The second book comes from well-known running writer Hal Higdon. Higdon has written several dozen books, most of them training guides, and countless articles in magazines such as Runner’s World. Marathon: The Ultimate Training Guide is a novel that follows the 72 hours leading up to the thinly-veiled Lake City Marathon, one with more than 50,000 participants.
Higdon has created, in the words of one of his characters, “so many story lines.” The main character, race director Peter McDonald, is faced with the many responsibilities of putting on a mega-marathon. Among the subplots are startling announcements from a returning champion and a world record holder, a “mystery girl” who unwittingly challenges the leaders, prompting many to question “Who are you?”; the appearance of the decidedly anti-running new marathon sponsors, who must be won over; and a budding romantic interest between McDonald and a new media face in town. Even the weather provides excitement and intrigue. Perhaps most compelling is the participation of “Celebrity X,” whose identity is known only to McDonald and, of course, the readers. Even with “so many story lines,” Higdon skillfully weaves them to a dramatic, exciting conclusion.

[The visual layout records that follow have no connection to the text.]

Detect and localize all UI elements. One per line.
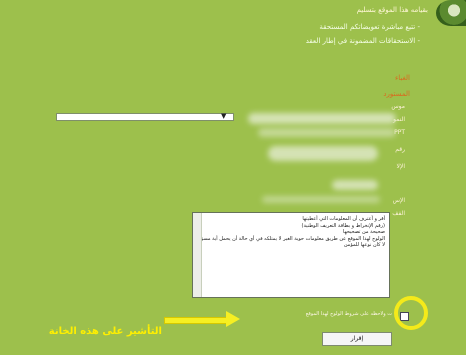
terms-textarea[interactable]: أقر و أعترف أن المعلومات التي أعطيتها (ر…: [192, 212, 390, 298]
blurred-field-2: [258, 128, 396, 137]
blurred-field-3: [268, 146, 378, 161]
dropdown-select[interactable]: ▼: [56, 112, 234, 121]
blurred-field-5: [262, 196, 380, 203]
submit-button[interactable]: إقرار: [322, 332, 392, 346]
blurred-field-4: [332, 180, 378, 190]
intro-heading: بقيامه هذا الموقع بتسليم: [356, 6, 428, 14]
chevron-down-icon: ▼: [221, 112, 227, 120]
section-title-first: الغباء: [395, 74, 410, 82]
highlight-circle-icon: [394, 296, 428, 330]
agree-terms-label: ت ولاحظه على شروط الولوج لهذا الموقع: [305, 311, 392, 317]
field-label-5: الإلا: [396, 163, 405, 170]
section-title-second: المستورد: [383, 90, 410, 98]
field-label-1: موس: [391, 103, 405, 110]
page-root: بقيامه هذا الموقع بتسليم - تتبع مباشرة ت…: [0, 0, 466, 355]
hint-annotation: التأشير على هذه الخانة: [48, 326, 162, 337]
arrow-right-icon: [164, 317, 228, 324]
intro-bullet-2: - الاستحقاقات المضمونة في إطار العقد: [305, 37, 420, 45]
terms-line: لا كان نوعها للمؤمن: [343, 242, 385, 248]
intro-bullet-1: - تتبع مباشرة تعويضاتكم المستحقة: [319, 23, 420, 31]
arrow-head-icon: [226, 311, 240, 327]
field-label-7: الفف: [392, 210, 405, 217]
blurred-field-1: [248, 113, 396, 124]
terms-scrollbar[interactable]: [193, 213, 202, 297]
field-label-6: الإس: [392, 197, 405, 204]
field-label-4: رقم: [395, 146, 405, 153]
globe-logo-icon: [436, 0, 466, 26]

Runners will enjoy Higdon’s inside look at a mega-marathon, from perspectives of runners, race director, media, and even nonrunners. Those nonrunners will also find much to like, even getting a flavor for the marathon’s appeal. (You can find a lengthier review of Marathon at http://www.trainingpeaks.com/bbs-forum/forums/thread-view.asp?tid=53091&posts=10
So, if you find you have some extra time on your hands due to the limitations of winter running, do yourself a favor and pick up one or both of these books. You won’t be disappointed.